Fatoumata Diawara is not about protest alone. She is also about joy, and the special kind of joy music can bring people. Speaking of her musical origins in Mali she says: Music is the most important thing in Mali. In many ways it is all we have. It gives people hope. We have a strong culture and music is the story of my country. We need people to continue to walk on and music gives them hope. Music is giving and my music isn't just political, I wish for it to raise a joyful spirit for people. For children and women.
Her music is an invitation to all of us, everywhere, to respect one another and have some fun in the process. It is a protest against a false universalism that covers the globe with western, European values; that is obsessed with whiteness (pale) values, sometimes under the rubric of what is misnamed progress; and that approaches African peoples as a resource for colonization under rubric of commerce or religion.
What is truly crazy is the fear of joy, of differences, of respect, and (in the case of men in power) of women.

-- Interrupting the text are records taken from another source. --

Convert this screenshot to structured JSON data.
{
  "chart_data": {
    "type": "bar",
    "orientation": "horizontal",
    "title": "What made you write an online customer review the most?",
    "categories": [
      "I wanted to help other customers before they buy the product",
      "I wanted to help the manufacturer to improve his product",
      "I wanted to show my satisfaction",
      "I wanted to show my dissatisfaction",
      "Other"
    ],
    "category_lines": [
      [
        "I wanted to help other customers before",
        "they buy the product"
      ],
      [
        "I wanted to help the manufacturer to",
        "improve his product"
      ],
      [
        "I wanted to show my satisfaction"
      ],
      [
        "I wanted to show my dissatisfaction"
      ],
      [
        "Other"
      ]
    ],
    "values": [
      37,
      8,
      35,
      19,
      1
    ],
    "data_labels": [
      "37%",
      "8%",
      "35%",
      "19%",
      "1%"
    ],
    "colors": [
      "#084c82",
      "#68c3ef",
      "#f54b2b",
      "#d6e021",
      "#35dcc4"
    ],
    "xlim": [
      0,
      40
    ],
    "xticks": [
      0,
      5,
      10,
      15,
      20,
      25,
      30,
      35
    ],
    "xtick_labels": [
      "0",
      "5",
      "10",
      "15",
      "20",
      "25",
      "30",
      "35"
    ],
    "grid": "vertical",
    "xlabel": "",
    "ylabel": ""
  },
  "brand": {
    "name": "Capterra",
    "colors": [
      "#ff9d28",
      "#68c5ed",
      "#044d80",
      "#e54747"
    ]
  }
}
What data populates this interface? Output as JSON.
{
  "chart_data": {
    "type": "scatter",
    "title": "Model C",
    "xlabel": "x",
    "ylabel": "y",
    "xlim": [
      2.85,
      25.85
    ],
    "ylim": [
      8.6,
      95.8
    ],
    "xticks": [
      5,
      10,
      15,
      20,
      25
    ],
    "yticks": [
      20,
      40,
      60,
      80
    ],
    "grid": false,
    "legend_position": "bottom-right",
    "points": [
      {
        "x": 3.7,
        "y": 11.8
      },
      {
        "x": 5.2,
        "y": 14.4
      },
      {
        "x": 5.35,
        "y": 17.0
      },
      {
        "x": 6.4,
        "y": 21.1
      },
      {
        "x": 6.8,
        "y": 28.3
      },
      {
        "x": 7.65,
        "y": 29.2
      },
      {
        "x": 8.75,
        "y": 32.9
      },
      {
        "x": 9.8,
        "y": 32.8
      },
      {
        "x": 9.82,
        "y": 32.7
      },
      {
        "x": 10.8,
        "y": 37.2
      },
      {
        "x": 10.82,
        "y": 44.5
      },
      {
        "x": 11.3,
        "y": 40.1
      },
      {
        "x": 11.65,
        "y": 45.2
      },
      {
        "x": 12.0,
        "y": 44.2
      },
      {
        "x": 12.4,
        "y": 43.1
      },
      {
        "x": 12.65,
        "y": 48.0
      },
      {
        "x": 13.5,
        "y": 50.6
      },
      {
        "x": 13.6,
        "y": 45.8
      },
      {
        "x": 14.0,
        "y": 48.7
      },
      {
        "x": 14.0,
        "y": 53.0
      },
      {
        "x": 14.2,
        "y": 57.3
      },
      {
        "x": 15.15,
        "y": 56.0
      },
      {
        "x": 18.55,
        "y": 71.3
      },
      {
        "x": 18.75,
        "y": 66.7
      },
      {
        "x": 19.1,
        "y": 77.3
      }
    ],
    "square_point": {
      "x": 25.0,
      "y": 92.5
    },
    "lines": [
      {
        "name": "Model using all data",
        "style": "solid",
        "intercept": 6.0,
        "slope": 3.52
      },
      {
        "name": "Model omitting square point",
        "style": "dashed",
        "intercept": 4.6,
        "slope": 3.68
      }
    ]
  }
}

What is crazy is the assumption that people can or should be colonized or enslaved. What is crazy is that some might even imagine the living Ancestor in whose heart the universe unfolds as white and male.
One purpose of Fatoumata's music, in addition to is sheer vibrancy, is to sing the colonizers past craziness, to sing the colonized into self-respect, and to sing all into love. Those of us in the process community often say that we are beckoned past the craziness by the true living Ancestor: the One who is partly composed of appreciative relations to the diversity of people's and nations and cultures, the One whose very essence is love. We speak of this Ancestor, who comes from the future as well as the past, as God.
We believe that the Ancestor calls us to build communities that are creative, compassionate, participatory, diverse, inclusive, humane to animals, and good for the earth, with no one left behind. We speak of them as the building blocks of what we call Ecological Civilizations. Let the music of Fatoumata and that of many other African musicians remind everyone everywhere, Africa much included, of the powerful place that African peoples have as pioneers past the craziness into a kind of world we all, most deeply, desire. A kind that is joyful.
-- Jay McDaniel (Feb. 24, 2020)
Lyrics to Kokoro
Let’s not turn our back on our traditions Let’s embrace them, be proud of them Let’s not abandon our traditions We need to welcome them, like a miracle Let’s not turn our back on them They want to destroy our traditional values Because we are Africans We have lost all our cultural references Because they see us as slaves Our ancestors have abandoned us They want to kill our traditions Because we are Africans Our human warmth is disappearing I bow before our ancestral traditions, mother I pray to the spirits of our ancestors I bow before our ancestral traditions Why are we not proud of who we are? We try to look like Europeans, by bleaching our skin We try to look like the Chinese and sell off our resources to them We think that being Muslim means to cover ourselves from top to toe We want to look like Indians by applying their bindi to our forehead Who will carry on Sunjata’s heritage? I, Diawara Fanta proudly stand up and vow to carry on the ancestral heritage Who will build Africa for us? Who will live the African life in our stead? We have lost all our cultural references to Western culture If we do not respect ourselves, no one will ever respect us Why are we not proud of who we are?